In his much anticipated film "I", Shankar proves that only he can take a wafer thin story and turn it into something outlandishly beautiful yet complex, leaving you with an afterthought -- "Why can't he ever make smaller films for a change?"
Mostly known for making message-oriented films in which the hero singlehandedly takes on the system, Shankar attempts to tell a romantic tale in his latest offering, said to be made at a budget of over Rs.100 crore.
Vikram plays a bodybuilder, Lingesan, who idolises Arnold Schwarzenegger and supermodel Diya, played by Amy Jackson. If the posters of Arnold decorate the walls of his lower middle class home and his gym (which is named after Arnold), there's a box full of women's products endorsed by Diya in his bedroom.

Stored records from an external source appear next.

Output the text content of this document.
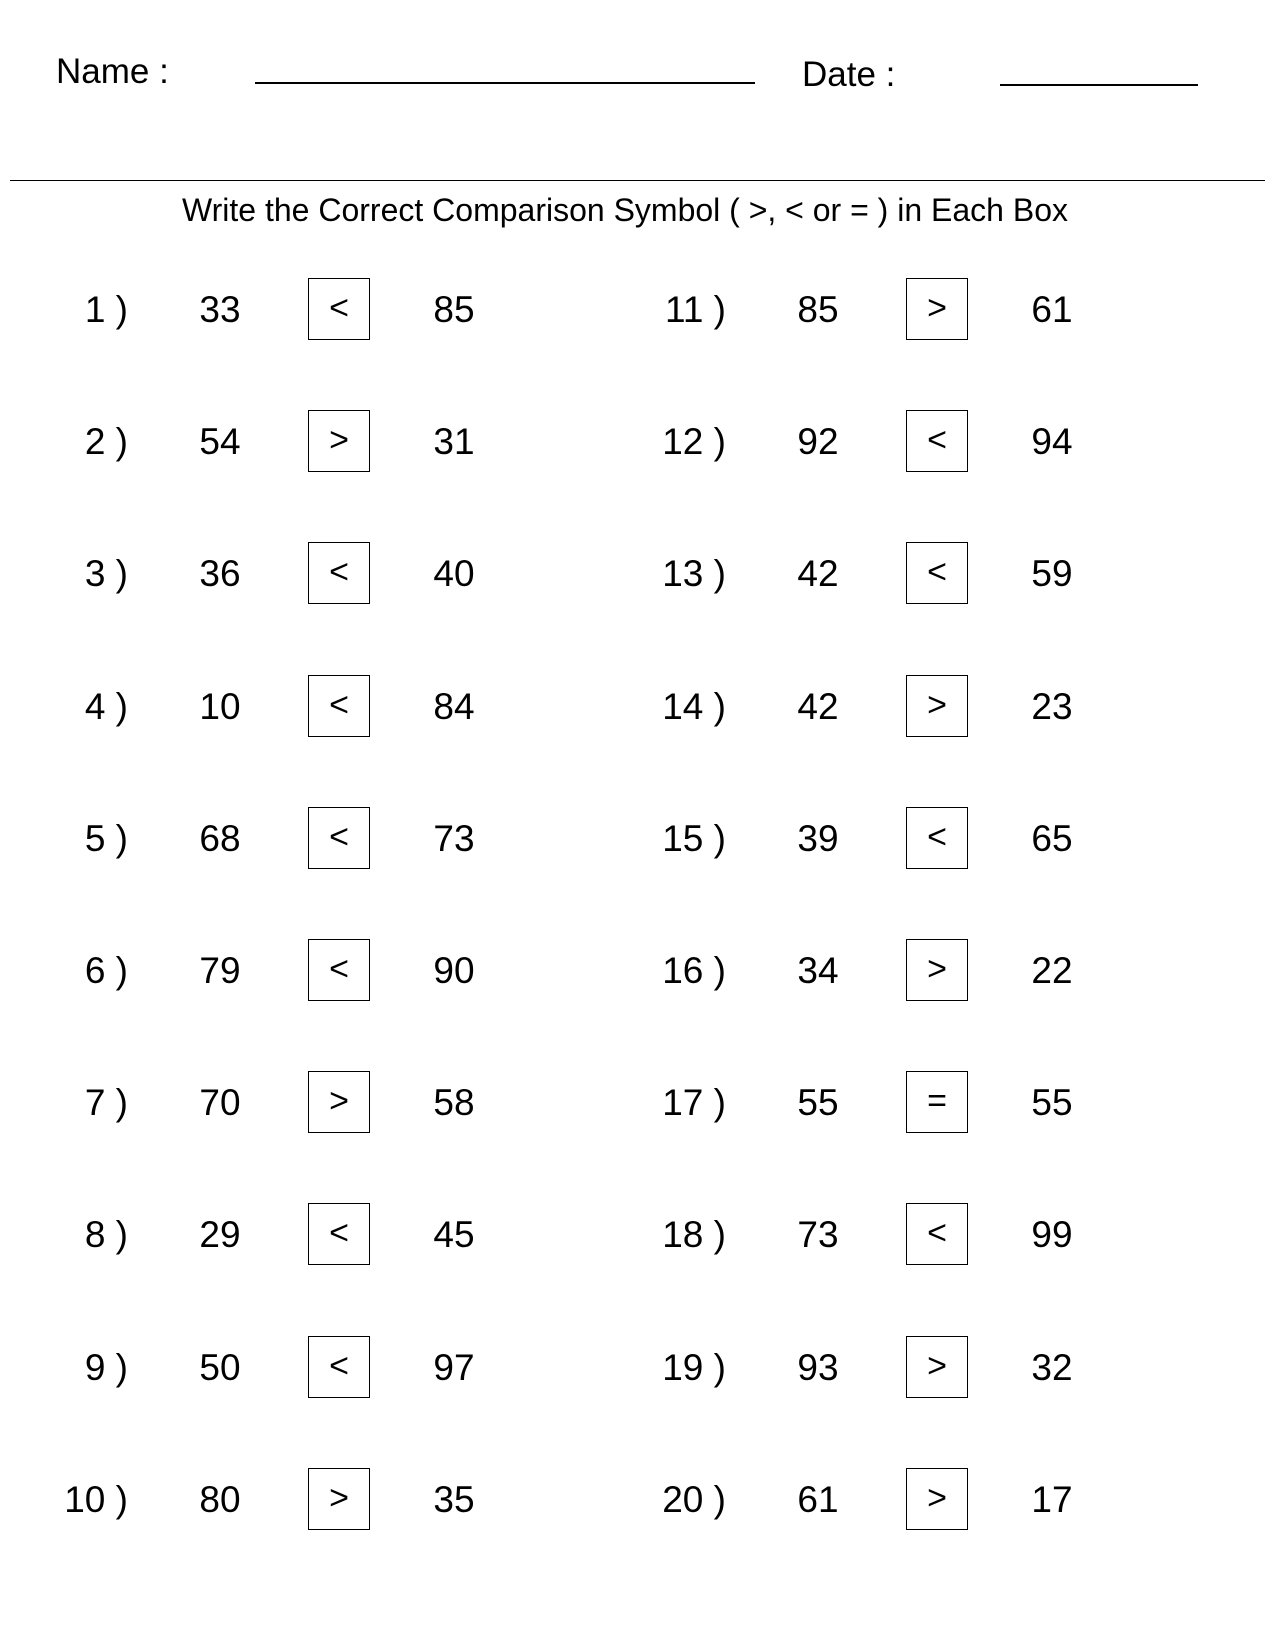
Name :	Date :
Write the Correct Comparison Symbol ( >, < or = ) in Each Box
1 )	33	<	85
2 )	54	>	31
3 )	36	<	40
4 )	10	<	84
5 )	68	<	73
6 )	79	<	90
7 )	70	>	58
8 )	29	<	45
9 )	50	<	97
10 )	80	>	35
11 )	85	>	61
12 )	92	<	94
13 )	42	<	59
14 )	42	>	23
15 )	39	<	65
16 )	34	>	22
17 )	55	=	55
18 )	73	<	99
19 )	93	>	32
20 )	61	>	17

In a funny scene, when he's caught red-handed by his friend and asked what he is going to do with all the products (holding a pack of sanitary napkin), Lingesan nonchalantly says he will use it as a pillow.
In these refreshing initial moments, Shankar helps us understand that Lingesan has extreme liking for Diya but doesn't love her yet because of their social and cultural divide. There's a wonderful scene where Lingesan's mother asks his friend what's wrong if her son is fond of a model he sees on television, newspapers and hoardings?

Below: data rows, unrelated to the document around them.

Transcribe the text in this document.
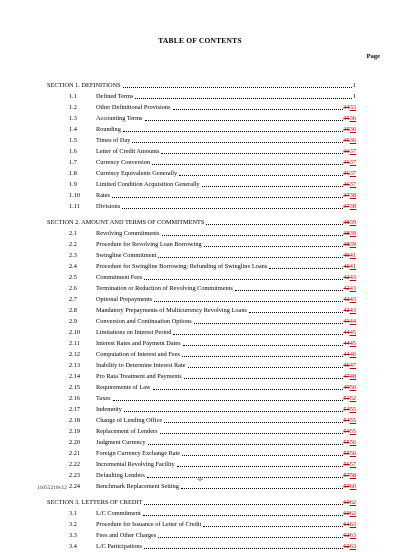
TABLE OF CONTENTS
Page
SECTION 1. DEFINITIONS	1
1.1	Defined Terms	1
1.2	Other Definitional Provisions	3433
1.3	Accounting Terms	3536
1.4	Rounding	3536
1.5	Times of Day	3536
1.6	Letter of Credit Amounts	3637
1.7	Currency Conversion	3637
1.8	Currency Equivalents Generally	3637
1.9	Limited Condition Acquisition Generally	3637
1.10	Rates	3738
1.11	Divisions	3738
SECTION 2. AMOUNT AND TERMS OF COMMITMENTS	3839
2.1	Revolving Commitments	3839
2.2	Procedure for Revolving Loan Borrowing	3839
2.3	Swingline Commitment	4041
2.4	Procedure for Swingline Borrowing; Refunding of Swingline Loans	4041
2.5	Commitment Fees	4243
2.6	Termination or Reduction of Revolving Commitments	4243
2.7	Optional Prepayments	4243
2.8	Mandatory Prepayments of Multicurrency Revolving Loans	4243
2.9	Conversion and Continuation Options	4344
2.10	Limitations on Interest Period	4445
2.11	Interest Rates and Payment Dates	4445
2.12	Computation of Interest and Fees	4446
2.13	Inability to Determine Interest Rate	4647
2.14	Pro Rata Treatment and Payments	4748
2.15	Requirements of Law	4950
2.16	Taxes	5152
2.17	Indemnity	5455
2.18	Change of Lending Office	5455
2.19	Replacement of Lenders	5455
2.20	Judgment Currency	5556
2.21	Foreign Currency Exchange Rate	5556
2.22	Incremental Revolving Facility	5657
2.23	Defaulting Lenders	5758
2.24	Benchmark Replacement Setting	5960
SECTION 3. LETTERS OF CREDIT	6062
3.1	L/C Commitment	6062
3.2	Procedure for Issuance of Letter of Credit	6163
3.3	Fees and Other Charges	6263
3.4	L/C Participations	6263
-i-
11055218v12
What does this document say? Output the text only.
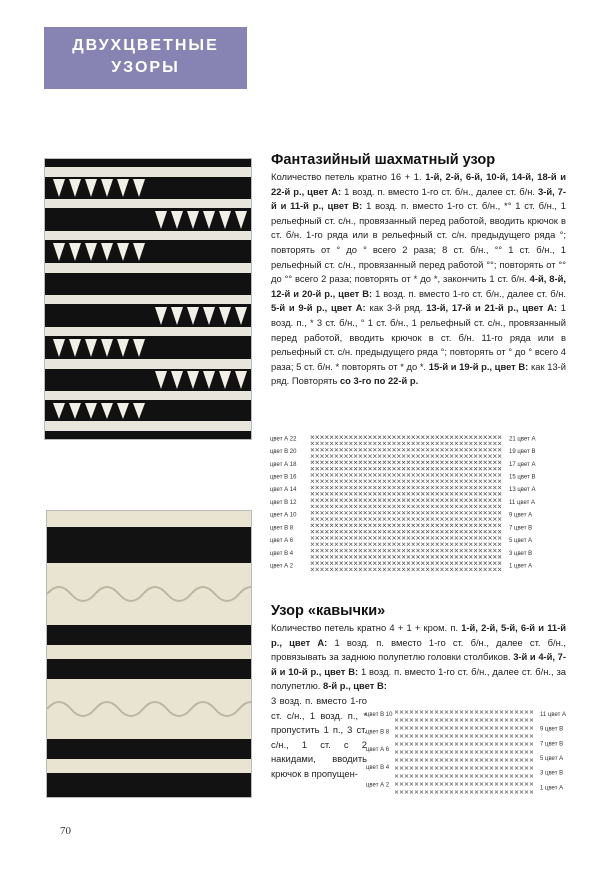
ДВУХЦВЕТНЫЕ
УЗОРЫ
Фантазийный шахматный узор
Количество петель кратно 16 + 1. 1-й, 2-й, 6-й, 10-й, 14-й, 18-й и 22-й р., цвет А: 1 возд. п. вместо 1-го ст. б/н., далее ст. б/н. 3-й, 7-й и 11-й р., цвет В: 1 возд. п. вместо 1-го ст. б/н., *° 1 ст. б/н., 1 рельефный ст. с/н., провязанный перед работой, вводить крючок в ст. б/н. 1-го ряда или в рельефный ст. с/н. предыдущего ряда °; повторять от ° до ° всего 2 раза; 8 ст. б/н., °° 1 ст. б/н., 1 рельефный ст. с/н., провязанный перед работой °°; повторять от °° до °° всего 2 раза; повторять от * до *, закончить 1 ст. б/н. 4-й, 8-й, 12-й и 20-й р., цвет В: 1 возд. п. вместо 1-го ст. б/н., далее ст. б/н. 5-й и 9-й р., цвет А: как 3-й ряд. 13-й, 17-й и 21-й р., цвет А: 1 возд. п., * 3 ст. б/н., ° 1 ст. б/н., 1 рельефный ст. с/н., провязанный перед работой, вводить крючок в ст. б/н. 11-го ряда или в рельефный ст. с/н. предыдущего ряда °; повторять от ° до ° всего 4 раза; 5 ст. б/н. * повторять от * до *. 15-й и 19-й р., цвет В: как 13-й ряд. Повторять со 3-го по 22-й р.
цвет А 22
цвет В 20
цвет А 18
цвет В 16
цвет А 14
цвет В 12
цвет А 10
цвет В 8
цвет А 6
цвет В 4
цвет А 2
21 цвет А
19 цвет В
17 цвет А
15 цвет В
13 цвет А
11 цвет А
9 цвет А
7 цвет В
5 цвет А
3 цвет В
1 цвет А
Узор «кавычки»
Количество петель кратно 4 + 1 + кром. п. 1-й, 2-й, 5-й, 6-й и 11-й р., цвет А: 1 возд. п. вместо 1-го ст. б/н., далее ст. б/н., провязывать за заднюю полупетлю головки столбиков. 3-й и 4-й, 7-й и 10-й р., цвет В: 1 возд. п. вместо 1-го ст. б/н., далее ст. б/н., за полупетлю. 8-й р., цвет В:
3 возд. п. вместо 1-го ст. с/н., 1 возд. п., * пропустить 1 п., 3 ст. с/н., 1 ст. с 2 накидами, вводить крючок в пропущен-
цвет В 10
цвет В 8
цвет А 6
цвет В 4
цвет А 2
11 цвет А
9 цвет В
7 цвет В
5 цвет А
3 цвет В
1 цвет А
70
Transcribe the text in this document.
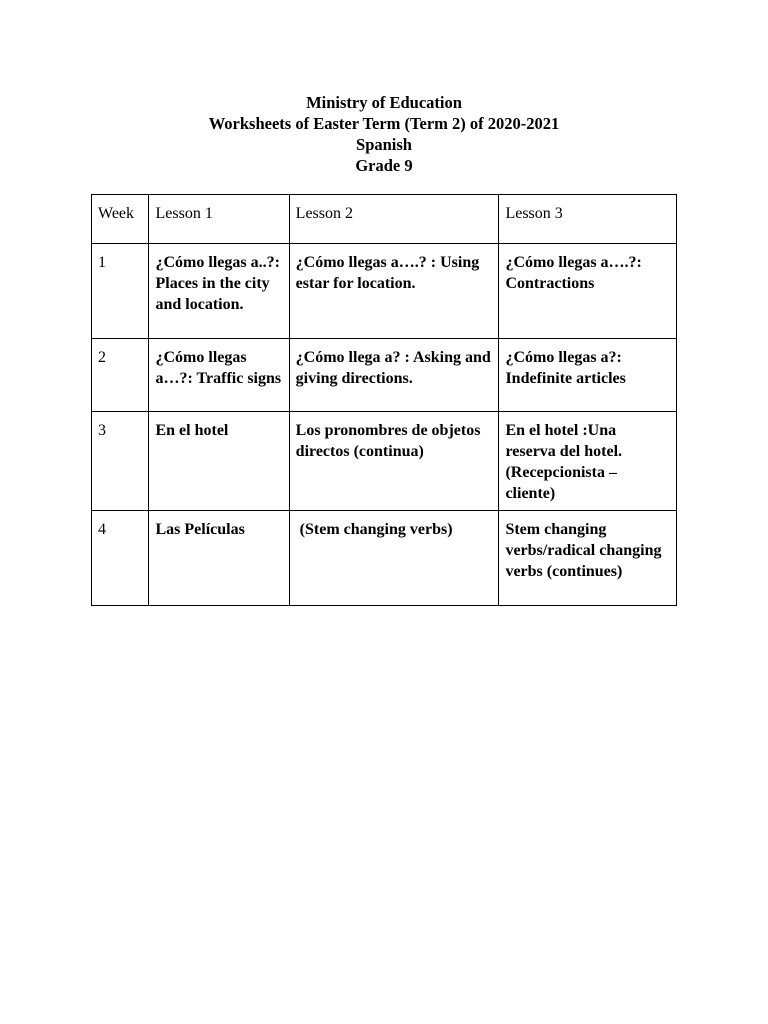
Ministry of Education
Worksheets of Easter Term (Term 2) of 2020-2021
Spanish
Grade 9
Week	Lesson 1	Lesson 2	Lesson 3
1	¿Cómo llegas a..?: Places in the city and location.	¿Cómo llegas a….? : Using estar for location.	¿Cómo llegas a….?: Contractions
2	¿Cómo llegas a…?: Traffic signs	¿Cómo llega a? : Asking and giving directions.	¿Cómo llegas a?: Indefinite articles
3	En el hotel	Los pronombres de objetos directos (continua)	En el hotel :Una reserva del hotel. (Recepcionista – cliente)
4	Las Películas	(Stem changing verbs)	Stem changing verbs/radical changing verbs (continues)
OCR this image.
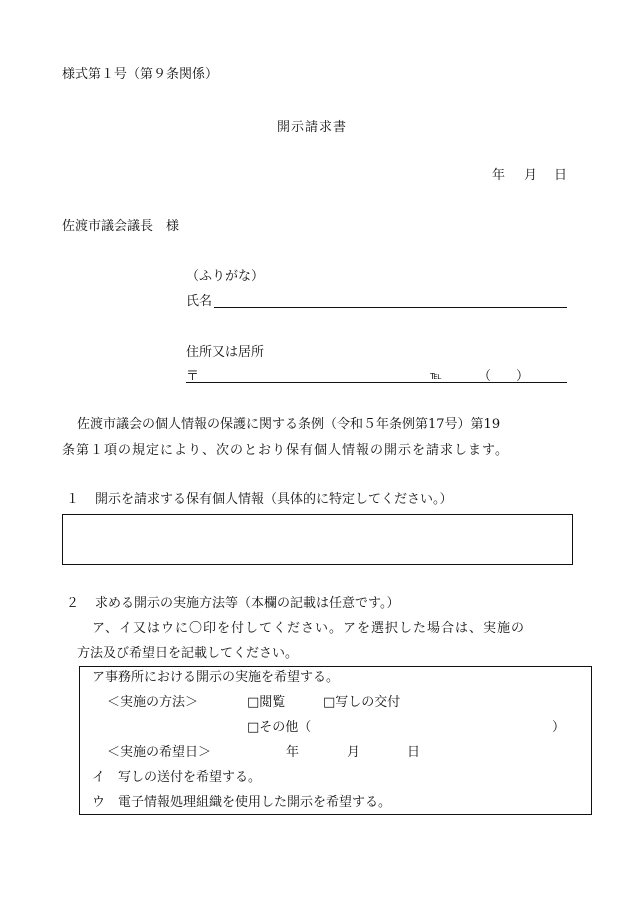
様式第１号（第９条関係）
開示請求書
年 月 日
佐渡市議会議長　様
（ふりがな）
氏名
住所又は居所
〒	℡	（ ）
佐渡市議会の個人情報の保護に関する条例（令和５年条例第17号）第19
条第１項の規定により、次のとおり保有個人情報の開示を請求します。
１ 開示を請求する保有個人情報（具体的に特定してください。）
２ 求める開示の実施方法等（本欄の記載は任意です。）
ア、イ又はウに〇印を付してください。アを選択した場合は、実施の
方法及び希望日を記載してください。
ア事務所における開示の実施を希望する。
＜実施の方法＞	□閲覧	□写しの交付
□その他（	）
＜実施の希望日＞	年	月	日
イ　写しの送付を希望する。
ウ　電子情報処理組織を使用した開示を希望する。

In any other film, he would've stalked her to the point she eventually gives in. Here, Shankar doesn't tread that path and that's a big relief. Then, the story takes a detour when Lingesan turns overnight into model Lee, soon becoming a sensation in the glamorous world of advertising and earning the wrath of a few. It is from here that Shankar's "I" ends up becoming a big budget mess and an old-fashioned revenge drama.
Shankar likes to take his audiences to vast, unknown locations even if it's not required. This time he travels to China, shoots in some picturesque locations and makes Vikram feature in a well choreographed action sequence. It's here he makes Vikram and Amy fall in love.
He feels the need to create a love triangle and introduces a gay makeup artist, played by Ojas Rajani, who lusts after Vikram. It's a shame that Shankar resorts to playing with the sensibilities of a gay character, openly mocking at the sexual orientation.
Vikram may have worked tirelessly gaining and losing weight for his role, but that doesn't make the film any less disappointing. In both the roles, as a body builder and a hunchbacked man, he makes one take notice of his potential and how far he can go for cinema.
Amy Jackson chips in with a surprisingly decent performance and has worked hard on her lip sync, at least in some crucial scenes. Upen Patel, Suresh Gopi and Ramkumar come across as misfits in their respective roles. There are far more good looking local actors who could've played Upen's part convincingly.
Given the lavish budget, "I" is visually grandiose and that's not a surprise. But the visuals don't make up for the weak script. Even A.R. Rahman's music doesn't make much of a difference but for remaining mostly soothing and melodic. Returning after a gap of three years, Shankar should've gauged the pulse of the audiences who now prefer short stories over a three-hour film.
All that's big may not necessarily be great. Hope Shankar realises that much better films can be made on a smaller canvas and much lower budget.